About performing adversarial training with advprop

tingxueronghua / pytorch-classification-advprop

MIT License

105 stars 16 forks source link

About performing adversarial training with advprop #7

Closed YinghuaGao closed 2 years ago

YinghuaGao commented 2 years ago

Hi, Yucheng,

Thanks for your nice implementations of advprop. I have a question about performing adversarial training with advprop. In standard training, the clean data pass the main BNs and the generated adversarial data pass the auxiliary BNs. However, if we perform adversarial training, only the adversarial data will be used. So how can we perform adversarial training with advprop?

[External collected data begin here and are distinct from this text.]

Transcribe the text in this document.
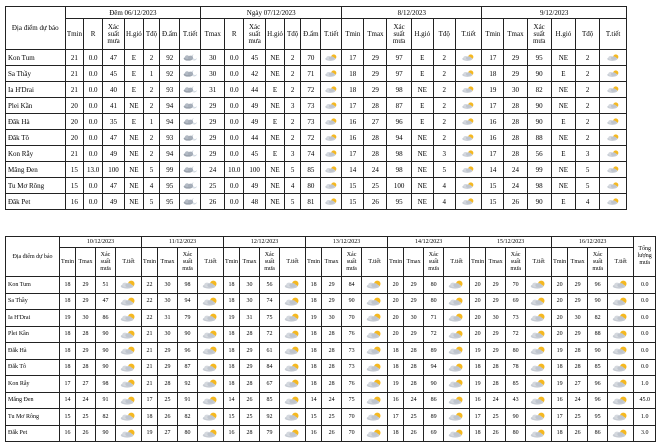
Địa điểm dự báo	Đêm 06/12/2023							Ngày 07/12/2023							8/12/2023						9/12/2023					
	Tmin	R	Xác suất mưa	H.gió	Tđộ	Đ.ẩm	T.tiết	Tmax	R	Xác suất mưa	H.gió	Tđộ	Đ.ẩm	T.tiết	Tmin	Tmax	Xác suất mưa	H.gió	Tđộ	T.tiết	Tmin	Tmax	Xác suất mưa	H.gió	Tđộ	T.tiết
Kon Tum	21	0.0	47	E	2	92		30	0.0	45	NE	2	70		17	29	97	E	2		17	29	95	NE	2	

Sa Thầy	21	0.0	45	E	1	92		30	0.0	42	NE	2	71		18	29	97	E	2		18	29	90	E	2	

Ia H'Drai	21	0.0	40	E	2	93		31	0.0	44	E	2	72		18	29	98	NE	2		19	30	82	NE	2	

Plei Kần	20	0.0	41	NE	2	94		29	0.0	49	NE	3	73		17	28	87	E	2		17	28	90	NE	2	

Đăk Hà	20	0.0	35	E	1	94		29	0.0	49	E	2	73		16	27	96	E	2		16	28	90	E	2	

Đăk Tô	20	0.0	47	NE	2	93		29	0.0	44	NE	2	72		16	28	94	NE	2		16	28	88	NE	2	

Kon Rẫy	21	0.0	49	NE	2	94		29	0.0	45	E	3	74		17	28	98	NE	3		17	28	56	E	3	

Măng Đen	15	13.0	100	NE	5	99		24	10.0	100	NE	5	85		14	24	98	NE	5		14	24	99	NE	5	

Tu Mơ Rông	15	0.0	47	NE	4	95		25	0.0	49	NE	4	80		15	25	100	NE	4		15	24	98	NE	5	

Đăk Pet	16	0.0	49	NE	5	95		26	0.0	48	NE	5	81		15	26	95	NE	4		15	26	90	E	4	
Địa điểm dự báo	10/12/2023				11/12/2023				12/12/2023				13/12/2023				14/12/2023				15/12/2023				16/12/2023				Tổng lượng mưa
	Tmin	Tmax	Xác suất mưa	T.tiết	Tmin	Tmax	Xác suất mưa	T.tiết	Tmin	Tmax	Xác suất mưa	T.tiết	Tmin	Tmax	Xác suất mưa	T.tiết	Tmin	Tmax	Xác suất mưa	T.tiết	Tmin	Tmax	Xác suất mưa	T.tiết	Tmin	Tmax	Xác suất mưa	T.tiết	
Kon Tum	18	29	51		22	30	98		18	30	56		18	29	84		20	29	80		20	29	70		20	29	96		0.0
Sa Thầy	18	29	47		22	30	94		18	30	74		18	29	90		20	29	80		20	29	69		20	29	90		0.0
Ia H'Drai	19	30	86		22	31	79		19	31	75		19	30	70		20	30	71		20	30	73		20	30	82		0.0
Plei Kần	18	28	90		21	30	90		18	28	72		18	28	76		20	29	72		20	29	72		20	29	88		0.0
Đăk Hà	18	29	90		21	29	96		18	29	61		18	28	73		18	28	89		19	29	80		19	28	90		0.0
Đăk Tô	18	28	90		21	29	87		18	29	84		18	28	73		18	28	94		18	28	78		18	28	85		0.0
Kon Rẫy	17	27	98		21	28	92		18	28	67		18	28	76		19	28	90		19	28	85		19	27	96		1.0
Măng Đen	14	24	91		17	25	91		14	26	85		14	24	75		16	24	86		16	24	43		16	24	96		45.0
Tu Mơ Rông	15	25	82		18	26	82		15	25	92		15	25	70		17	25	89		17	25	90		17	25	95		1.0
Đăk Pet	16	26	90		19	27	80		16	28	79		16	26	70		18	26	69		18	26	80		18	26	86		3.0
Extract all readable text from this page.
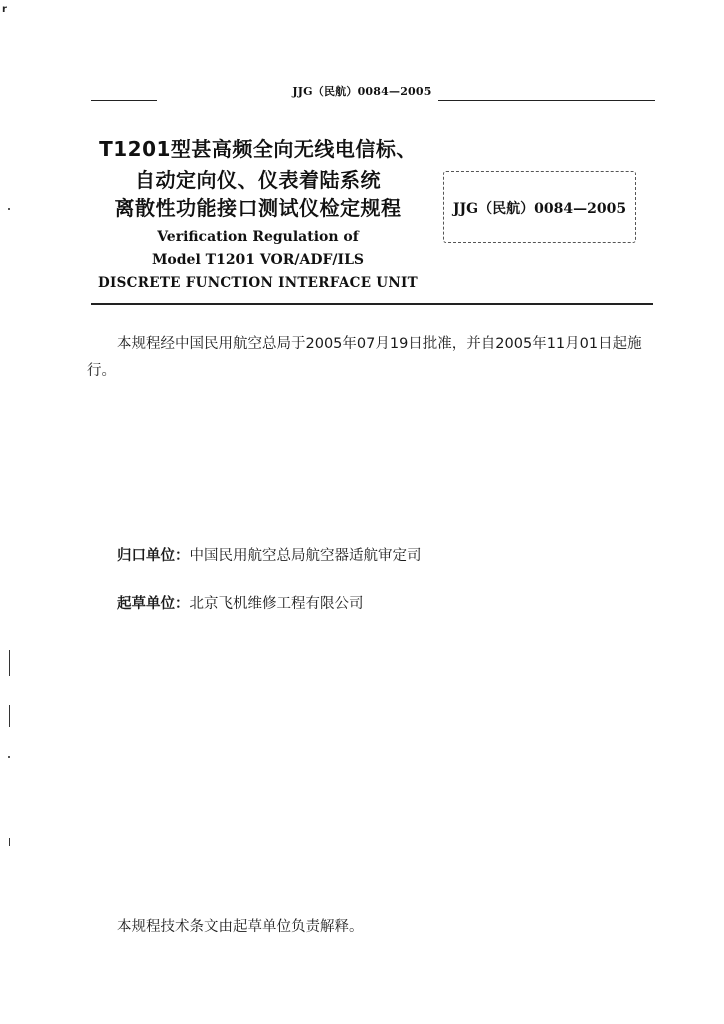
r
JJG（民航）0084—2005
T1201型甚高频全向无线电信标、
自动定向仪、仪表着陆系统
离散性功能接口测试仪检定规程
Verification Regulation of
Model T1201 VOR/ADF/ILS
DISCRETE FUNCTION INTERFACE UNIT
JJG（民航）0084—2005
本规程经中国民用航空总局于2005年07月19日批准，并自2005年11月01日起施行。
归口单位：中国民用航空总局航空器适航审定司
起草单位：北京飞机维修工程有限公司
本规程技术条文由起草单位负责解释。
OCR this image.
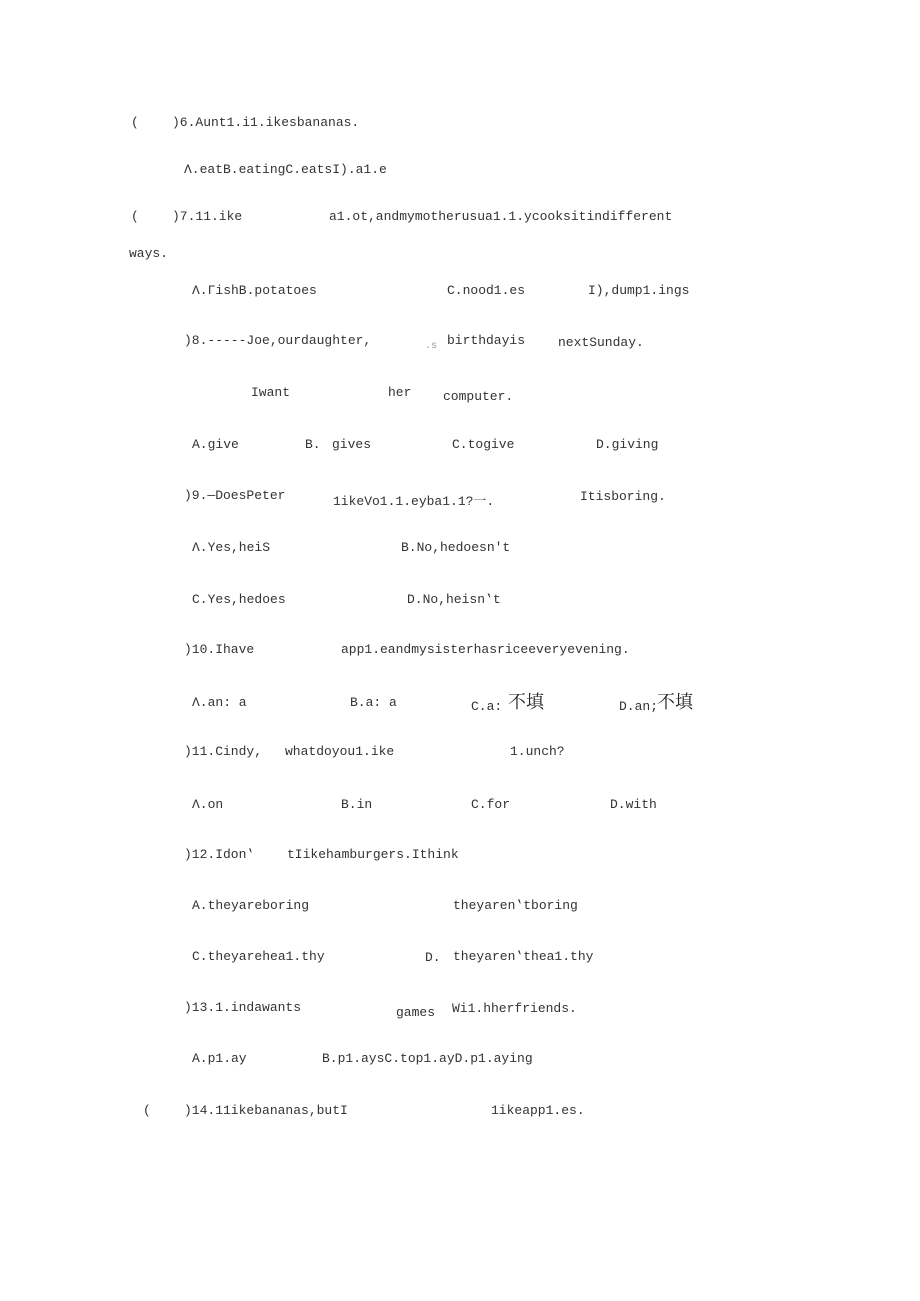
(	)6.Aunt1.i1.ikesbananas.
Λ.eatB.eatingC.eatsI).a1.e
(	)7.11.ike	a1.ot,andmymotherusua1.1.ycooksitindifferent
ways.
Λ.ΓishB.potatoes	C.nood1.es	I),dump1.ings
)8.-----Joe,ourdaughter,	.s birthdayis	nextSunday.
Iwant	her computer.
A.give	B. gives	C.togive	D.giving
)9.—DoesPeter	1ikeVo1.1.eyba1.1?一.	Itisboring.
Λ.Yes,heiS	B.No,hedoesn't
C.Yes,hedoes	D.No,heisn‛t
)10.Ihave	app1.eandmysisterhasriceeveryevening.
Λ.an: a	B.a: a	C.a: 不填	D.an;
不填
)11.Cindy, whatdoyou1.ike	1.unch?
Λ.on	B.in	C.for	D.with
)12.Idon‛	tIikehamburgers.Ithink
A.theyareboring	theyaren‛tboring
C.theyarehea1.thy	D. theyaren‛thea1.thy
)13.1.indawants	games Wi1.hherfriends.
A.p1.ay	B.p1.aysC.top1.ayD.p1.aying
(	)14.11ikebananas,butI	1ikeapp1.es.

tingxueronghua commented 2 years ago

I think it is quite hard to utilize only adversarial examples, to improve clean accuracy, which means the model does not know what is "normal" images. I think the model could only understand what the data it has ever seen, unless people give some prior knowledge, which is hard for adversarial examples.
Anyway, I didn't continue to follow up this work, and the understanding above might not be correct. If you have questions, we still could discuss.

YinghuaGao commented 2 years ago

Thanks for your response. Maybe I did not make my questions clear. I notice the results reported in advprop paper are mainly about clean accuracy. If we want to evaluate the robust accuracy of advprop. How should we generate adversarial examples with the trained model in a PGD style? When we intend to generate the adversarial example of a clean test input, should we use the auxiliary BNs rather than the main BNs in the forward process? And if we regard advprop as a standard training strategy, what is the adversarial training variant of advprop? Looking forward to your advice.

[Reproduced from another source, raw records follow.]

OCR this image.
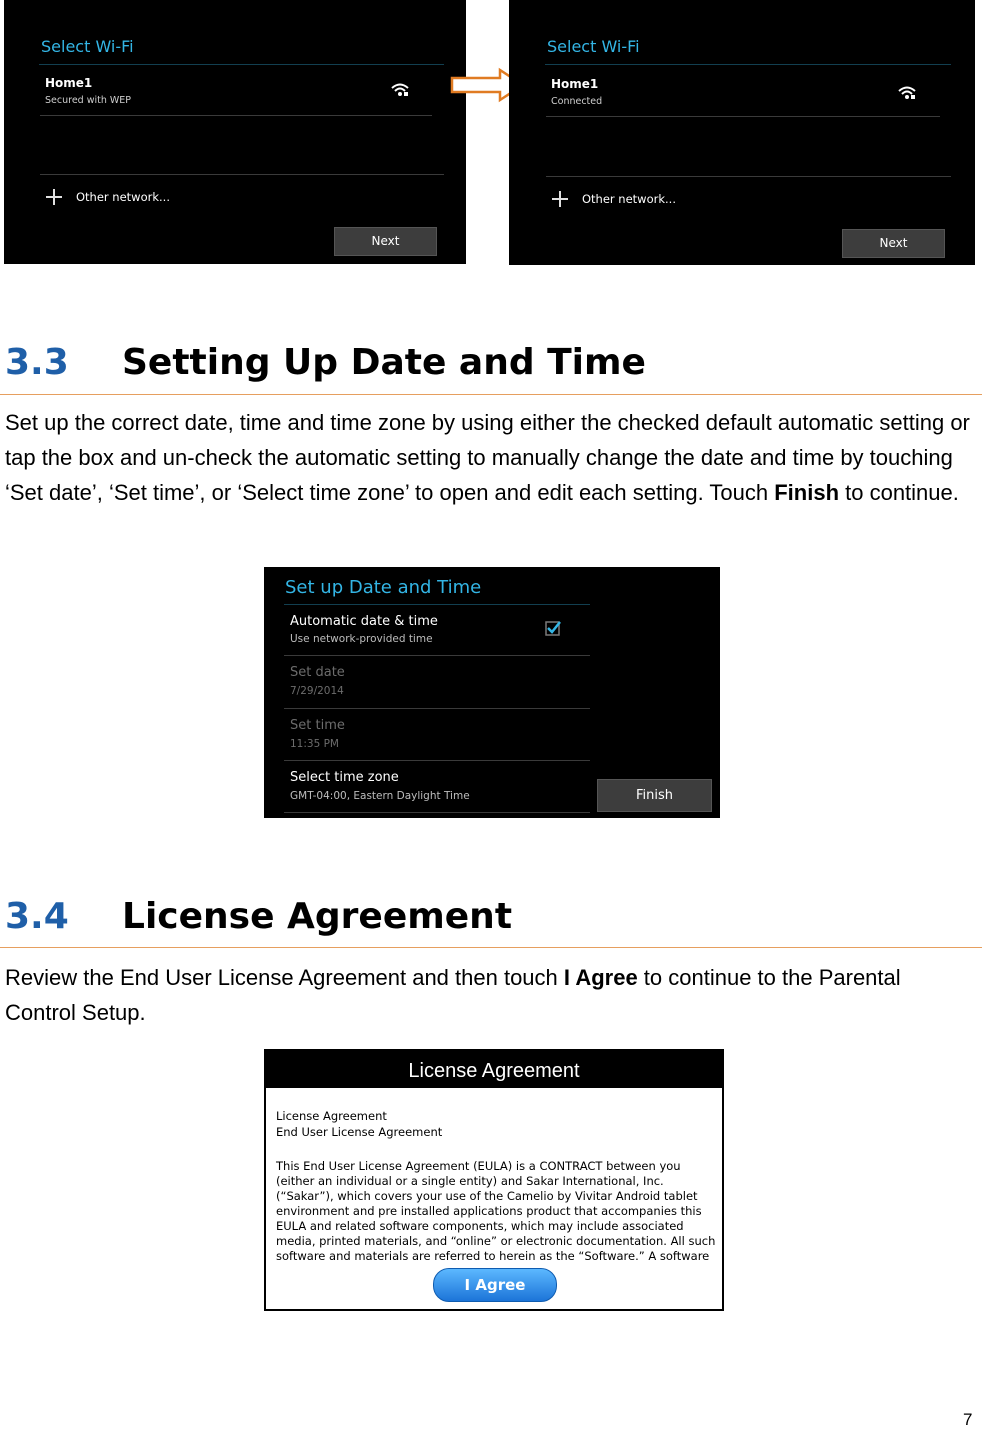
Select Wi-Fi
Home1
Secured with WEP
Other network...
Next
Select Wi-Fi
Home1
Connected
Other network...
Next
3.3 Setting Up Date and Time
Set up the correct date, time and time zone by using either the checked default automatic setting or tap the box and un-check the automatic setting to manually change the date and time by touching ‘Set date’, ‘Set time’, or ‘Select time zone’ to open and edit each setting. Touch Finish to continue.
Set up Date and Time
Automatic date & time
Use network-provided time
Set date
7/29/2014
Set time
11:35 PM
Select time zone
GMT-04:00, Eastern Daylight Time	Finish
3.4 License Agreement
Review the End User License Agreement and then touch I Agree to continue to the Parental Control Setup.
License Agreement
License Agreement
End User License Agreement
This End User License Agreement (EULA) is a CONTRACT between you (either an individual or a single entity) and Sakar International, Inc. (“Sakar”), which covers your use of the Camelio by Vivitar Android tablet environment and pre installed applications product that accompanies this EULA and related software components, which may include associated media, printed materials, and “online” or electronic documentation. All such software and materials are referred to herein as the “Software.” A software
I Agree
7
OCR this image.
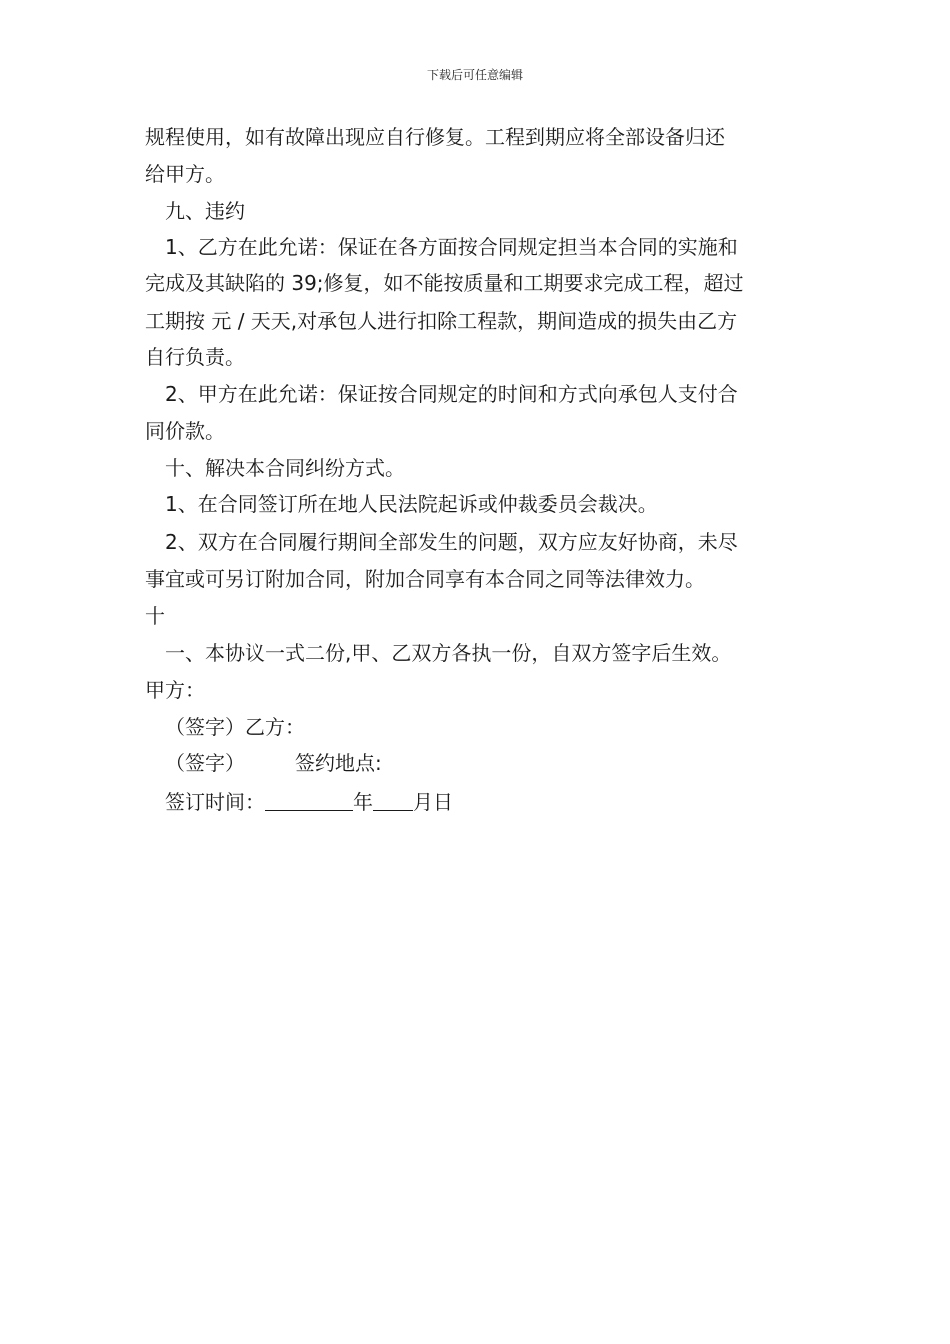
下载后可任意编辑
规程使用，如有故障出现应自行修复。工程到期应将全部设备归还
给甲方。
九、违约
1、乙方在此允诺：保证在各方面按合同规定担当本合同的实施和
完成及其缺陷的 39;修复，如不能按质量和工期要求完成工程，超过
工期按 元 / 天天,对承包人进行扣除工程款，期间造成的损失由乙方
自行负责。
2、甲方在此允诺：保证按合同规定的时间和方式向承包人支付合
同价款。
十、解决本合同纠纷方式。
1、在合同签订所在地人民法院起诉或仲裁委员会裁决。
2、双方在合同履行期间全部发生的问题，双方应友好协商，未尽
事宜或可另订附加合同，附加合同享有本合同之同等法律效力。
十
一、本协议一式二份,甲、乙双方各执一份，自双方签字后生效。
甲方：
（签字）乙方：
（签字）	签约地点:
签订时间：	年 月日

tingxueronghua commented 2 years ago

I think it is better to use only clean inputs and main BNs to generate adversarial examples. The auxiliary BNs are not used during inference, and that's why I think they should not be used for generating adversarial examples.
I am not sure about the results, but I think it is not reasonable to generating the adversarial example of a clean test input with auxiliary BNs. In my opinion, adversarial attack relies on the gradients, which might be not accurate with different statistics in auxiliary BNs.
I think simply throwing away the auxiliary BNs, and attacking the main BNs with clean inputs is okay. I didn't check the results before, and you could have a look at the original papers or do some experiments to see the results.

tingxueronghua commented 2 years ago

If there is any other questions, feel free to ask it.